Birth of John the Baptist

6 BC

The angel Gabriel announces to the elderly priest Zechariah that his barren wife Elizabeth will bear a son named John, who will go before the Lord in the spirit of Elijah to prepare His way.

John's miraculous birth signals the end of 400 years of prophetic silence. He fulfills Malachi's prophecy of the messenger who prepares the way.

Background

For four hundred years — the "silent centuries" between Malachi and the New Testament — no prophetic voice had spoken to Israel. The last words of the Hebrew canon had promised a messenger who would prepare the way of the Lord, and the prophet Elijah returned before the great and terrible day of the Lord (Malachi 3:1; 4:5–6). Generation after generation passed without fulfillment, and the expectation of prophetic renewal had become a deep longing in the Jewish soul. Into this centuries-long silence, the angel Gabriel arrived — first to the priest Zechariah serving in the Temple, then six months later to the virgin Mary in Nazareth.

The Event

Zechariah was performing his priestly duty of burning incense when Gabriel appeared at the right side of the altar (Luke 1:5–25). The angelic announcement was astonishing: his aged, barren wife Elizabeth would conceive and bear a son who would go before the Lord "in the spirit and power of Elijah." Zechariah's doubt cost him his speech until the child's birth.

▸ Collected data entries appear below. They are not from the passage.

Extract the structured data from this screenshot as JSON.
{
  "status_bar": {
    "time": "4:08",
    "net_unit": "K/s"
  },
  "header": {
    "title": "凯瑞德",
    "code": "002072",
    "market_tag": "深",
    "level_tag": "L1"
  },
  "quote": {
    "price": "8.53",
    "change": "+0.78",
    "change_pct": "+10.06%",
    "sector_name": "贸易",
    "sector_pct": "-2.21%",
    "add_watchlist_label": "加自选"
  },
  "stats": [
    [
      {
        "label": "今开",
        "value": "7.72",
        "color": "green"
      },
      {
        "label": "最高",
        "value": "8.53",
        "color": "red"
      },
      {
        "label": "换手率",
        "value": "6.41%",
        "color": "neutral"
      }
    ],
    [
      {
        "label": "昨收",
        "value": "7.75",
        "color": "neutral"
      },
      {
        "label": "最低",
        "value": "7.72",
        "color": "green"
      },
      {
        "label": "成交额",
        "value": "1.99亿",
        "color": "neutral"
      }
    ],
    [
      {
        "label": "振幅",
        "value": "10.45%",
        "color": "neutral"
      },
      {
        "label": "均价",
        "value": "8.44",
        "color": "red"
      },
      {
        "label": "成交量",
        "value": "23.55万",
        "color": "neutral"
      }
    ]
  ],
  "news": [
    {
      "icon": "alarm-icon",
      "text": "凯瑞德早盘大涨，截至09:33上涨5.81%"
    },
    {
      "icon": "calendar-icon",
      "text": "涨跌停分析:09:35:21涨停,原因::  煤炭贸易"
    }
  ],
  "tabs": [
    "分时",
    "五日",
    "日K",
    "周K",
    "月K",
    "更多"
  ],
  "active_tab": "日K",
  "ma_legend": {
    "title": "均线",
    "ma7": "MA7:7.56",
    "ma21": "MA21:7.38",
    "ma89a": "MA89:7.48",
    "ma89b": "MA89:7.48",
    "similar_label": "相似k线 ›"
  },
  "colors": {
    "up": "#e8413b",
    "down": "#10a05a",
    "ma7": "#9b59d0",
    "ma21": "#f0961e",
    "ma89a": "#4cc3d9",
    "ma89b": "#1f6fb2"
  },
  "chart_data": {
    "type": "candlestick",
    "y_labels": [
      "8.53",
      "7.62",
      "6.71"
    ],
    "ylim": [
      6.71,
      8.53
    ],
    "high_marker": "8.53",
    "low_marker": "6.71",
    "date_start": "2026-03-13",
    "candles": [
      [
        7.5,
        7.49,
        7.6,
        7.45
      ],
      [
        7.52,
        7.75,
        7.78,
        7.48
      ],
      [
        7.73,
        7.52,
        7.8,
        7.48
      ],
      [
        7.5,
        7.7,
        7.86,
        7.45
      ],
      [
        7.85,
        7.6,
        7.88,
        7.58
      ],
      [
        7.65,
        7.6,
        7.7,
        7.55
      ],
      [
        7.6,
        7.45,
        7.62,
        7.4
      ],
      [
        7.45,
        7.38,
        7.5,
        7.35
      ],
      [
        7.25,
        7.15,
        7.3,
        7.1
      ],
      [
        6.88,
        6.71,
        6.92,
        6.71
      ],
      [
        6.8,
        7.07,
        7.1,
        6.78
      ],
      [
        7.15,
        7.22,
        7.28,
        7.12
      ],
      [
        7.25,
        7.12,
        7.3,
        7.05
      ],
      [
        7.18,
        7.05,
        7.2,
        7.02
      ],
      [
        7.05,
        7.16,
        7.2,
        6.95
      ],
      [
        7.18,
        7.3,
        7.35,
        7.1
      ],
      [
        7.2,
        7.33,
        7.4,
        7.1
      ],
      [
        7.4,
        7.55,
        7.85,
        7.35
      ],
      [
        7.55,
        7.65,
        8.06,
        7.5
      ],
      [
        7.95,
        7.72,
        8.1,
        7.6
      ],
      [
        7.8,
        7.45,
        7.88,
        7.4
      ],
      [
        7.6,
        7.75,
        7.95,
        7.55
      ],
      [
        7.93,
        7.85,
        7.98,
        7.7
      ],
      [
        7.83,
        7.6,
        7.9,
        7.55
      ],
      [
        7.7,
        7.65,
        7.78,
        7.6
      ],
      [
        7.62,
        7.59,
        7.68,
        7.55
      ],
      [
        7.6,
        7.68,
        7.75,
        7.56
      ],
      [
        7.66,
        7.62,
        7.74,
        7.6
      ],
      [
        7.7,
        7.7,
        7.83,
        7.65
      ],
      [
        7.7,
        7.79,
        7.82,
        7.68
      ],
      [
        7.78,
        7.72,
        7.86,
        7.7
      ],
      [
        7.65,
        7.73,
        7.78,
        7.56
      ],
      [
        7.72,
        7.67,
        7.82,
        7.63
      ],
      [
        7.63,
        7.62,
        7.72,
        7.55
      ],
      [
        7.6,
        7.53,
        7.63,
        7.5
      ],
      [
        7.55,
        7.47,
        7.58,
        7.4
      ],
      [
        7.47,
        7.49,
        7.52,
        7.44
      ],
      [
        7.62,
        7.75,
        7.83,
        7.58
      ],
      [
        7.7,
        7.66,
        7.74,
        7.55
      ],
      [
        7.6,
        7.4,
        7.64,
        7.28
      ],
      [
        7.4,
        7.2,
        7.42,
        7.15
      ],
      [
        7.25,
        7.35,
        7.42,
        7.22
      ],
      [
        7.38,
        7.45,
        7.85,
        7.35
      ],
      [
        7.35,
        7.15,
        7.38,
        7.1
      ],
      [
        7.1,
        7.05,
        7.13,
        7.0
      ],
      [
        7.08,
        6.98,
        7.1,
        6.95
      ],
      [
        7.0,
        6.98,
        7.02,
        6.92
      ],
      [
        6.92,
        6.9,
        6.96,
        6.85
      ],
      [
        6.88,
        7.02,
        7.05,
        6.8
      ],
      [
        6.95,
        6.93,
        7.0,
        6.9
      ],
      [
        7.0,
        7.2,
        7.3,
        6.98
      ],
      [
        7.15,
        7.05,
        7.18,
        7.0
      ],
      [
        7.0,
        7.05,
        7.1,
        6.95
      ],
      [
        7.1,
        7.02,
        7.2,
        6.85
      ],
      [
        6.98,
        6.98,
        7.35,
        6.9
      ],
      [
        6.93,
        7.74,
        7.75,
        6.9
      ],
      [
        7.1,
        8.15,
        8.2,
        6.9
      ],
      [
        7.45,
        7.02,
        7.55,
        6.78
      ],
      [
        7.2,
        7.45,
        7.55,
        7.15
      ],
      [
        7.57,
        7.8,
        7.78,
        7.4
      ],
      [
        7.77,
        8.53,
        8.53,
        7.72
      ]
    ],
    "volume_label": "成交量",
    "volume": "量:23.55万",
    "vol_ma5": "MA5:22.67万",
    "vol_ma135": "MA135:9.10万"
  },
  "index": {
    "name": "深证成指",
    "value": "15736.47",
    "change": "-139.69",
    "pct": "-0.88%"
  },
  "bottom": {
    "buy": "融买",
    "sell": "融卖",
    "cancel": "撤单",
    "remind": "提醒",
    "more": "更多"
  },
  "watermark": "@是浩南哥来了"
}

When Elizabeth's pregnancy reached full term, neighbors and relatives gathered to celebrate. On the eighth day, all expected the child to be named Zechariah after his father — but Elizabeth declared his name was John. The family objected, and the mute Zechariah was given a tablet on which he wrote: "His name is John." Immediately his tongue was freed, and he burst forth in the great prophecy known as the Benedictus (Luke 1:57–80), declaring that the child would be called "prophet of the Most High" and would prepare the Lord's ways.

Theological Significance

John's birth breaks the silence in multiple dimensions: the literal silence of Zechariah, the prophetic silence of four centuries, and the spiritual barrenness of his parents. Each element echoes earlier biblical accounts of miraculous births — Isaac born to aged Sarah and Abraham, Samuel to the barren Hannah — establishing John within the pattern of God's sovereign reversals of human impossibility. He is both the last of the Old Testament prophets and the herald of the New Covenant. Jesus would later call him "more than a prophet" and declare that none born of women was greater than John (Matthew 11:11). The Benedictus frames John's mission within the Abrahamic covenant and David's line, showing that the birth of this child signals the long-awaited dawn of God's salvation — the light shining in darkness (Luke 1:78–79).